Postgraduate research project

Uncertainty quantification and reliable feature extraction in deep learning

Funding
Competition funded View fees and funding
Type of degree
Doctor of Philosophy
Entry requirements
2:1 honours degree View full entry requirements
Faculty graduate school
Faculty of Engineering and Physical Sciences
Closing date

About the project

The predictive power of deep learning models offers widespread promise, but they are hard to interpret. Their predictions do not have associated measures of uncertainty. To address these shortcomings, this project will develop measures to characterise the reliability of deep learning models based on prior work on probabilistic model compression

The predictive power of deep learning models offers promising opportunities in a wide range of application domains.  However, it is widely acknowledged that these models with millions of parameters are hard to interpret, nor do model predictions come with measures of uncertainty. These are shortcomings that need to be overcome to realise the promise of safely deploying deep learning models widely.  

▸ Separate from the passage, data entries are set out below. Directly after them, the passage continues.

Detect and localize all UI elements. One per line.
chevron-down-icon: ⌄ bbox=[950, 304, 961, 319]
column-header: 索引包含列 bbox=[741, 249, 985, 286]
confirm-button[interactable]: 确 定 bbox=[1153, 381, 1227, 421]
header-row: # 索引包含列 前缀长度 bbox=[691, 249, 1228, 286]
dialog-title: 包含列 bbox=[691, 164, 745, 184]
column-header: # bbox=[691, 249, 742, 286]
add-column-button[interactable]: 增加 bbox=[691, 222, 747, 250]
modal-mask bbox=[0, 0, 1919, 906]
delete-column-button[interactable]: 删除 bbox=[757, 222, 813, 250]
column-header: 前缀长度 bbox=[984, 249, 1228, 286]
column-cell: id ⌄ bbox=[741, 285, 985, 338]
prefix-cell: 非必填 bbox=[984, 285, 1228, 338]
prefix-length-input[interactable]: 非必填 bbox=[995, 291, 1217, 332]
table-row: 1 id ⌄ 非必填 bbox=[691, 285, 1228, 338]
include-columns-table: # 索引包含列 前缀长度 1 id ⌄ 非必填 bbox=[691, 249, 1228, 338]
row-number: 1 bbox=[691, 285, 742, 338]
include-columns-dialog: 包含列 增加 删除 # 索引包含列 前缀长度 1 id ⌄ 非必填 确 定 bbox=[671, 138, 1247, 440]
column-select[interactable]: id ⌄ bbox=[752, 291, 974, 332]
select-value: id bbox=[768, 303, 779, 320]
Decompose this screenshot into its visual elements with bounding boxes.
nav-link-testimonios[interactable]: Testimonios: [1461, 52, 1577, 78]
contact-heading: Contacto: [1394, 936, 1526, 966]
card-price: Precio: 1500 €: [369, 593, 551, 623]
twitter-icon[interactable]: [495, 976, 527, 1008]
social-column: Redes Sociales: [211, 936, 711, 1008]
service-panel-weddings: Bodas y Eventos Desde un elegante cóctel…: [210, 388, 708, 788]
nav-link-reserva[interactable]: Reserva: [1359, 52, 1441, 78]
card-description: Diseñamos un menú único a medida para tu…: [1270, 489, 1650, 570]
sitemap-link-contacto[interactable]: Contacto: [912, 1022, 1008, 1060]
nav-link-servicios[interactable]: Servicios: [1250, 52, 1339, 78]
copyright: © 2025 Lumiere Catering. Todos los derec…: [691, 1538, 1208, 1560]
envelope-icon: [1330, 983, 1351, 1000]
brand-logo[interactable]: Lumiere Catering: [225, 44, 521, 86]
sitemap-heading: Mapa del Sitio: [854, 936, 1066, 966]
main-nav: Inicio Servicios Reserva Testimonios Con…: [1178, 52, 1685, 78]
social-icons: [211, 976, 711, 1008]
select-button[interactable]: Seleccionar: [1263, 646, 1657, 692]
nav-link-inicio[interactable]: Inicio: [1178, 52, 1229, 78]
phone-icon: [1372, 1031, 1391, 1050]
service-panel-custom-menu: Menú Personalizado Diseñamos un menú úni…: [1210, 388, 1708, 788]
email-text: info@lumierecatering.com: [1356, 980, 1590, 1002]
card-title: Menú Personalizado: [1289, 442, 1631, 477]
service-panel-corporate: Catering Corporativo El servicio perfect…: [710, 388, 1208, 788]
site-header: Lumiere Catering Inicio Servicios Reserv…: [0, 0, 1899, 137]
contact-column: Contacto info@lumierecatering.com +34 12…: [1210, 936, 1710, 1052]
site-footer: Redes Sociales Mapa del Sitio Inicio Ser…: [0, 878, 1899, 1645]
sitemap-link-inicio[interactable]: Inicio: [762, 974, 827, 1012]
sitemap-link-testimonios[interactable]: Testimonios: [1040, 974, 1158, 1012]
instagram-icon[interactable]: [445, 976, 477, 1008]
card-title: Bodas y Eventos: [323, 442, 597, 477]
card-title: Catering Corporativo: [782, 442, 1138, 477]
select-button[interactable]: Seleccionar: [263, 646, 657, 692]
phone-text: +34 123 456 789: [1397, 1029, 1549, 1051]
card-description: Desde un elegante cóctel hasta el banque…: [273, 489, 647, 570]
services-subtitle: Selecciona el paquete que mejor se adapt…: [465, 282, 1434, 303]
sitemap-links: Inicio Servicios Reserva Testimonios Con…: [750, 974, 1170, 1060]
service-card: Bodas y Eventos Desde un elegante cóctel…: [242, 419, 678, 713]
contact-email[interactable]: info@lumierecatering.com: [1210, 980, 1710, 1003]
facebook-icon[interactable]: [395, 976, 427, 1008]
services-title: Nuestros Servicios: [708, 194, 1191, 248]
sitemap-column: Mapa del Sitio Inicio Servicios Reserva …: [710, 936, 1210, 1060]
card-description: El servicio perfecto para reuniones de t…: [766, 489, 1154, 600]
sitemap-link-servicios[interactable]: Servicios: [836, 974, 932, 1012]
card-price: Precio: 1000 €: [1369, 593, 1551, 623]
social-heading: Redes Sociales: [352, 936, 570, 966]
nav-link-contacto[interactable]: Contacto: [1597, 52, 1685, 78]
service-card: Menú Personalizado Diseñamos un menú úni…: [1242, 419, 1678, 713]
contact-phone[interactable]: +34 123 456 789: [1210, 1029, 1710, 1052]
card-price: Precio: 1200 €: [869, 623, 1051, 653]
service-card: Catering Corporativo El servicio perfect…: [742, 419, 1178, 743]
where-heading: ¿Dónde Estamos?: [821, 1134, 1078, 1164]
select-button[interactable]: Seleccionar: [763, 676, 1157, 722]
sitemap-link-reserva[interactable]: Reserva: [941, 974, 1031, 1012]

Inference using machine learning is usually a stepping stone,  feeding into further analysis and decision making.  For instance, after segmenting cell boundaries in biomedical images created using fluorescent molecules, every delineated cell in a tissue is associated with a vector of molecular characteristics.  These are then further processed and eventually interpreted by cancer biologists.  Since errors in the deep learning based segmentation step can propagate and influence downstream interpretive decisions, having uncertainty quantification of the segment boundaries would bring vigilance to such meaning-making.

The project will build on prior work wherein a Bayesian deep learning approach was used to replace the millions of weight values of a deep network by a few hundred codewords, with no loss in performance.  This enables an ensemble of deep networks to be sampled, providing a distribution of features and predictions for each data point.  Designing calibrated measures of reliability from these distributions will be the objective of your PhD.   
You will have the opportunity to grow your understanding of the mathematical underpinnings of the subject.  You will also work in a vibrant group environment and be exposed to a broad range of ideas in this area of artificial intelligence.